Por eso hoy el protagonista del día es Manuel Azaña, que el 2 de marzo de 1932 ingresó en la masonería. Servidor no tiene amigos ni masones ni exmasones que me lo hayan contado, como sí que lo han hecho los exyunqueros, pero como Azaña cantó su particular Traviata en sus memorias, no hace falta tener amistades con los de esa secta para saber lo que pasó, basta con saber leer. Azaña lo cuenta así:
“En la ceremonia del miércoles, enorme concurrencia. No se cabía en los salones de la calle del Príncipe. No me importó nada aquello, y durante los preliminares estuve tentado de marcharme.
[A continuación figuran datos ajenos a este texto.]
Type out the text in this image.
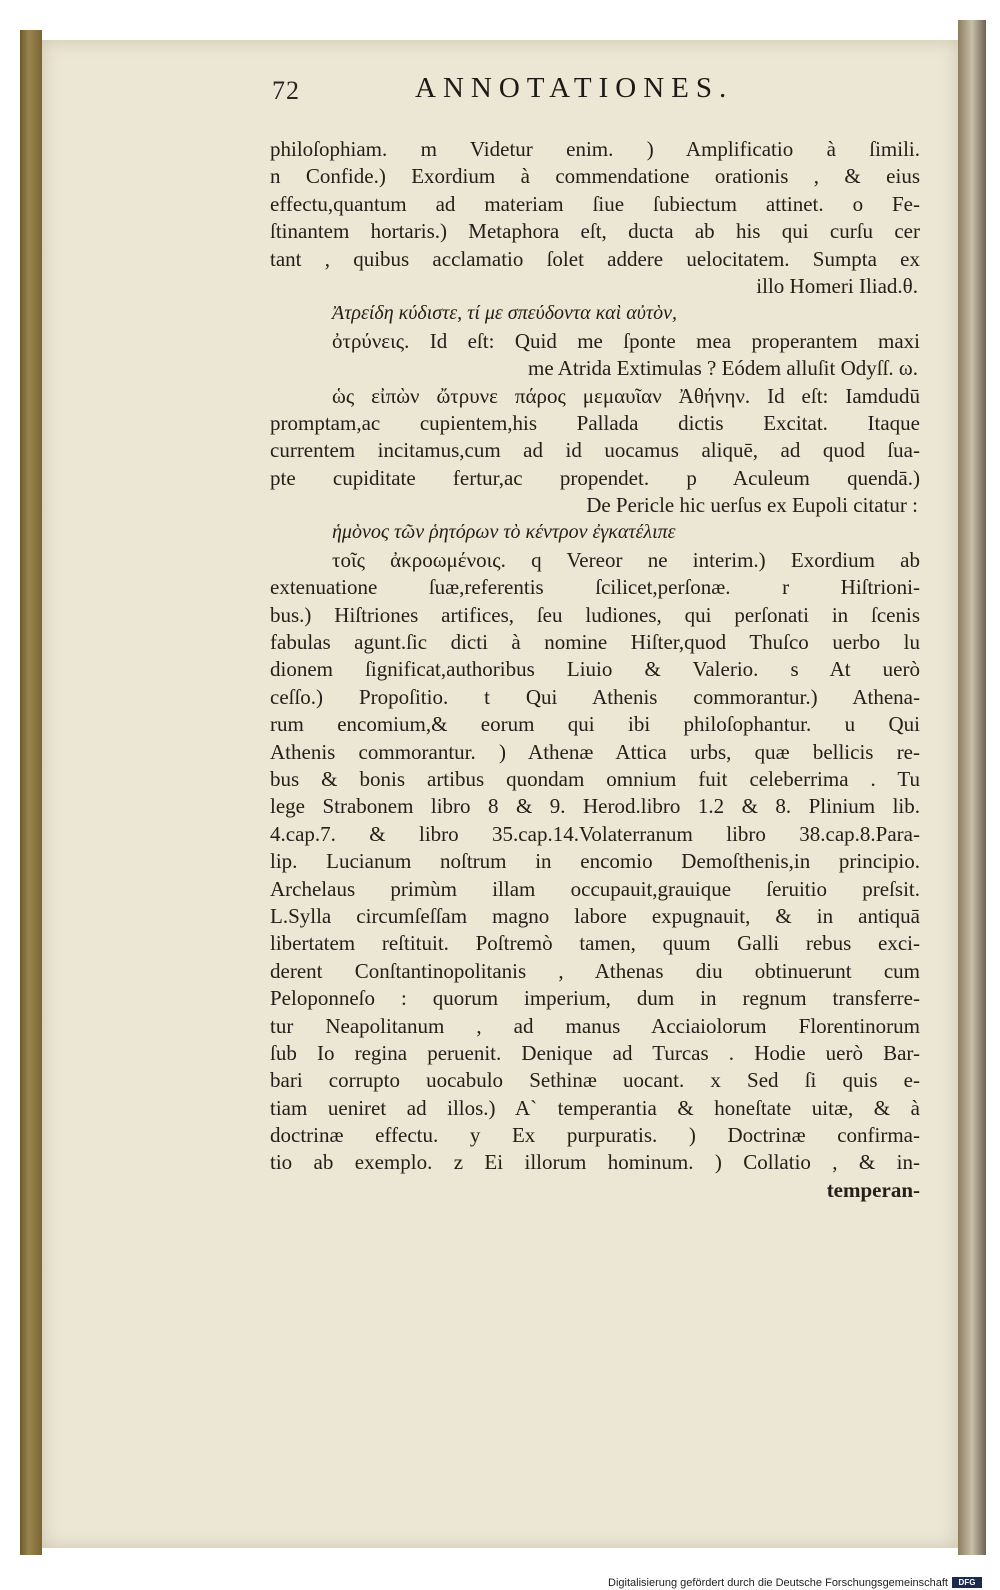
72	ANNOTATIONES.
philoſophiam. m Videtur enim. ) Amplificatio à ſimili.
n Confide.) Exordium à commendatione orationis , & eius
effectu,quantum ad materiam ſiue ſubiectum attinet. o Fe-
ſtinantem hortaris.) Metaphora eſt, ducta ab his qui curſu cer
tant , quibus acclamatio ſolet addere uelocitatem. Sumpta ex
illo Homeri Iliad.θ.
Ἀτρείδη κύδιστε, τί με σπεύδοντα καὶ αὐτὸν,
ὀτρύνεις. Id eſt: Quid me ſponte mea properantem maxi
me Atrida Extimulas ? Eódem alluſit Odyſſ. ω.
ὡς εἰπὼν ὤτρυνε πάρος μεμαυῖαν Ἀθήνην. Id eſt: Iamdudū
promptam,ac cupientem,his Pallada dictis Excitat. Itaque
currentem incitamus,cum ad id uocamus aliquē, ad quod ſua-
pte cupiditate fertur,ac propendet. p Aculeum quendā.)
De Pericle hic uerſus ex Eupoli citatur :
ἡμὸνος τῶν ῥητόρων τὸ κέντρον ἐγκατέλιπε
τοῖς ἀκροωμένοις. q Vereor ne interim.) Exordium ab
extenuatione ſuæ,referentis ſcilicet,perſonæ. r Hiſtrioni-
bus.) Hiſtriones artifices, ſeu ludiones, qui perſonati in ſcenis
fabulas agunt.ſic dicti à nomine Hiſter,quod Thuſco uerbo lu
dionem ſignificat,authoribus Liuio & Valerio. s At uerò
ceſſo.) Propoſitio. t Qui Athenis commorantur.) Athena-
rum encomium,& eorum qui ibi philoſophantur. u Qui
Athenis commorantur. ) Athenæ Attica urbs, quæ bellicis re-
bus & bonis artibus quondam omnium fuit celeberrima . Tu
lege Strabonem libro 8 & 9. Herod.libro 1.2 & 8. Plinium lib.
4.cap.7. & libro 35.cap.14.Volaterranum libro 38.cap.8.Para-
lip. Lucianum noſtrum in encomio Demoſthenis,in principio.
Archelaus primùm illam occupauit,grauique ſeruitio preſsit.
L.Sylla circumſeſſam magno labore expugnauit, & in antiquā
libertatem reſtituit. Poſtremò tamen, quum Galli rebus exci-
derent Conſtantinopolitanis , Athenas diu obtinuerunt cum
Peloponneſo : quorum imperium, dum in regnum transferre-
tur Neapolitanum , ad manus Acciaiolorum Florentinorum
ſub Io regina peruenit. Denique ad Turcas . Hodie uerò Bar-
bari corrupto uocabulo Sethinæ uocant. x Sed ſi quis e-
tiam ueniret ad illos.) A` temperantia & honeſtate uitæ, & à
doctrinæ effectu. y Ex purpuratis. ) Doctrinæ confirma-
tio ab exemplo. z Ei illorum hominum. ) Collatio , & in-
temperan-
Digitalisierung gefördert durch die Deutsche Forschungsgemeinschaft	DFG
Había cuatro ministros, y Barcia con una cadena de oro. Martínez Barrio que es gran gerifalte de la casa no asistió; quizás por los resquemores de estos días”.
Sin duda que del texto de Azaña se desprende un despego despreciativo, generado por su mente fría y racionalista. Es evidente que para el modo de ser de Azaña, aquellas ceremonias iniciáticas tuvieron que suponer una gran humillación, pero como en esos momentos necesitaba el apoyo de los radicales, que en su mayoría pertenecían a las logias, el interés político se impuso al orgullo personal.